Saudi Arabia and Russia have both reiterated that their crude oil production cuts will continue through the end of the year. As a result, despite the fact that worldwide crude oil demand tends to drop in the winter months, crude oil prices could remain elevated. The Energy Information Administration (EIA) has reported that the inventories of crude oil and refined products remain abnormally low. This essentially means that any flare-up in the Middle East, due to Israel’s offensive against Hamas, may cause crude oil prices to soar.

In fact, LNG prices have already surged, which is why Dorian LPG Ltd. (LPG) has performed well after announcing in the third quarter it had 90.5% revenue growth and 336% operating earnings growth!

There are three reasons why energy prices have moderated recently. First, it is abnormally warm in Europe, so fears of an LNG shortage have abated. Second, the American Petroleum Institute (API) reported last Tuesday that U.S. crude oil inventories rose by a larger than expected 11.9 million barrels in the latest week. Third, China’s economy continues to struggle, since its exports declined by 6.4% in October.

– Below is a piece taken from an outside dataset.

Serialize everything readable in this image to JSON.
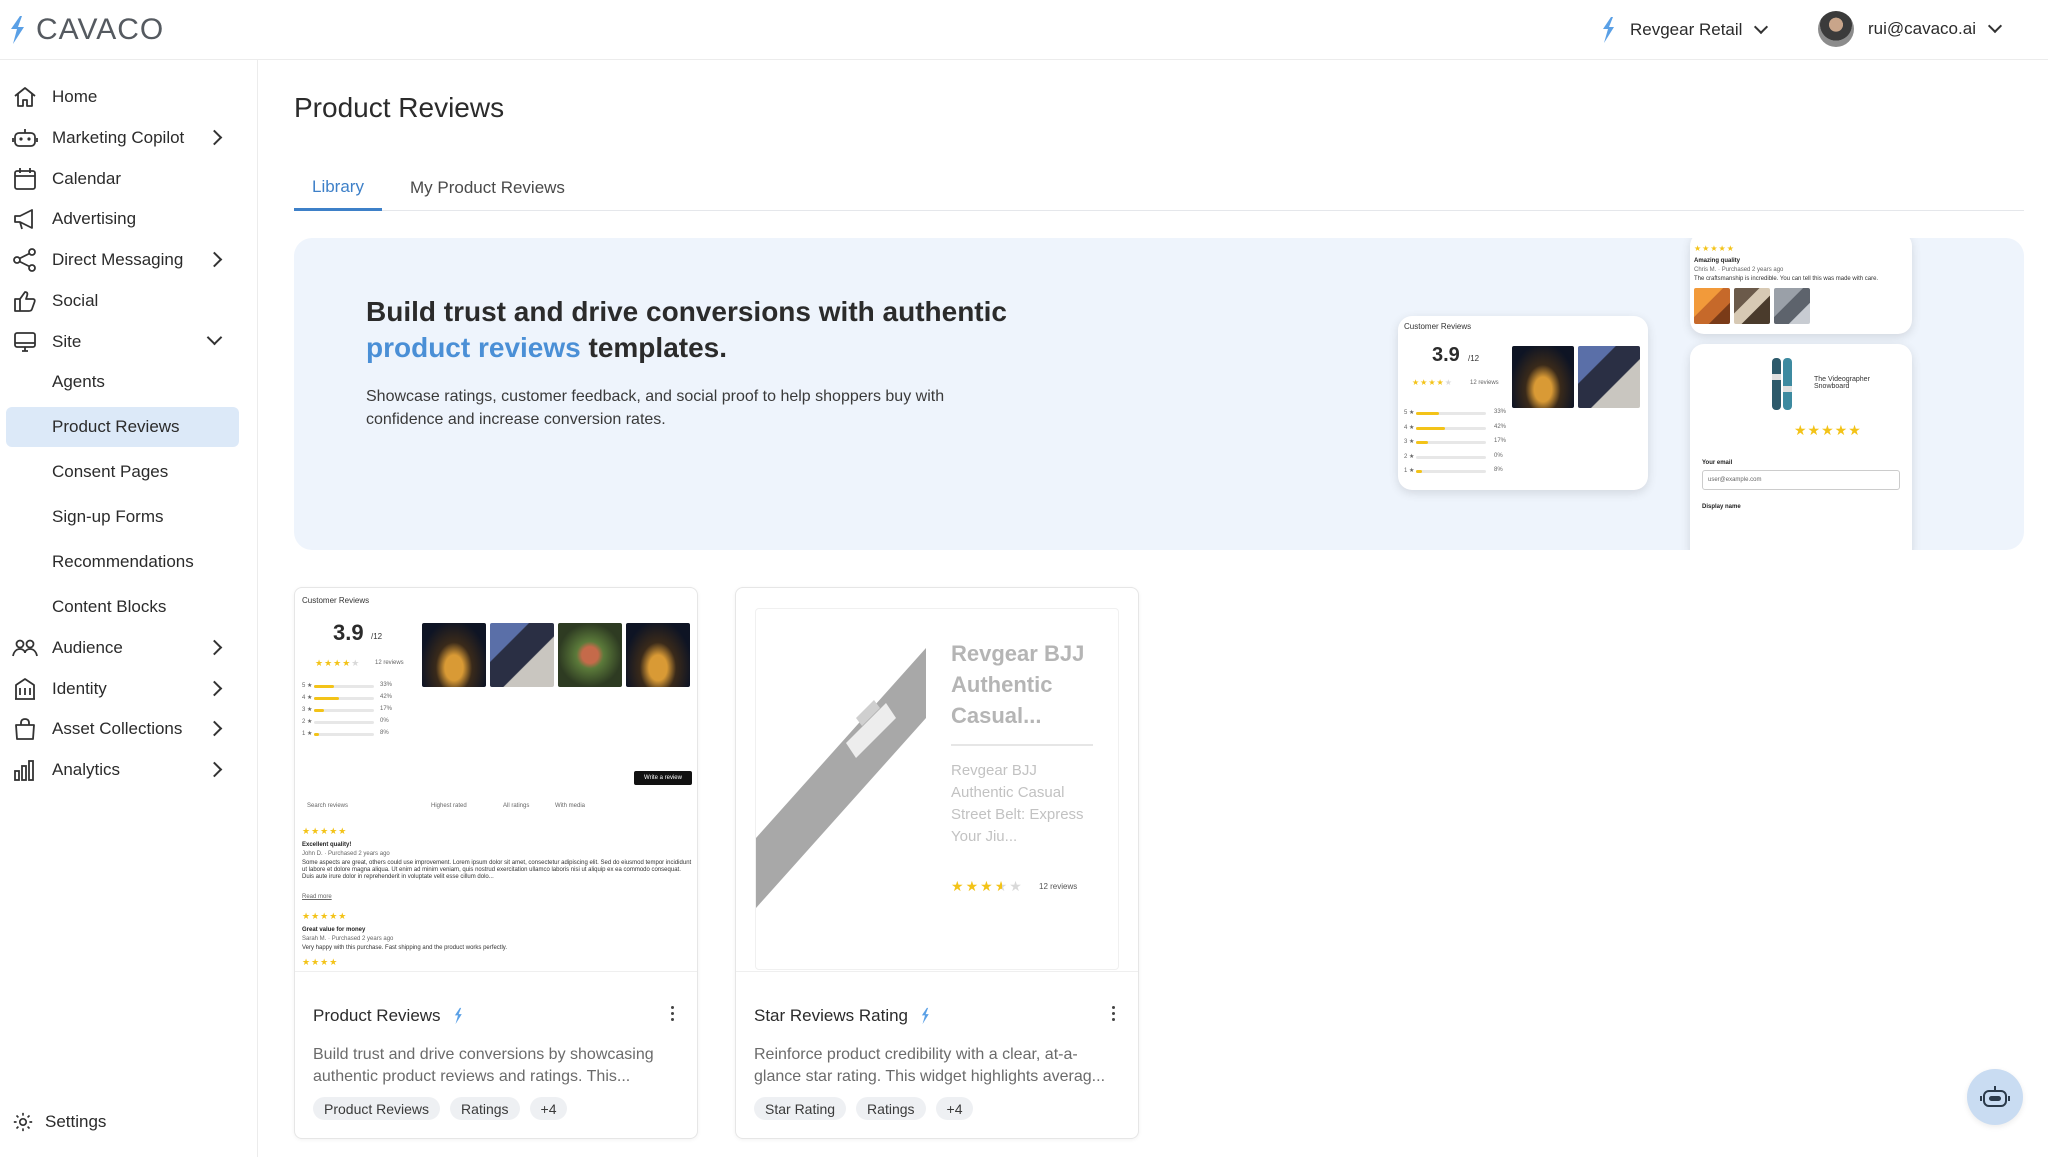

I should add that China’s imports rose 3% in October, which is their first increase in seven months, but it is still too early to proclaim that China’s economic demand will pick up in the wake of its latest stimulus measures. Crude oil demand is typically lackluster in the winter months, but it should perk up in the spring when seasonal demand rises. Finally, natural gas and LNG prices should soon be boosted by an El Nino weather pattern, which could make the weather turn unseasonably cold in the Northeast and Europe.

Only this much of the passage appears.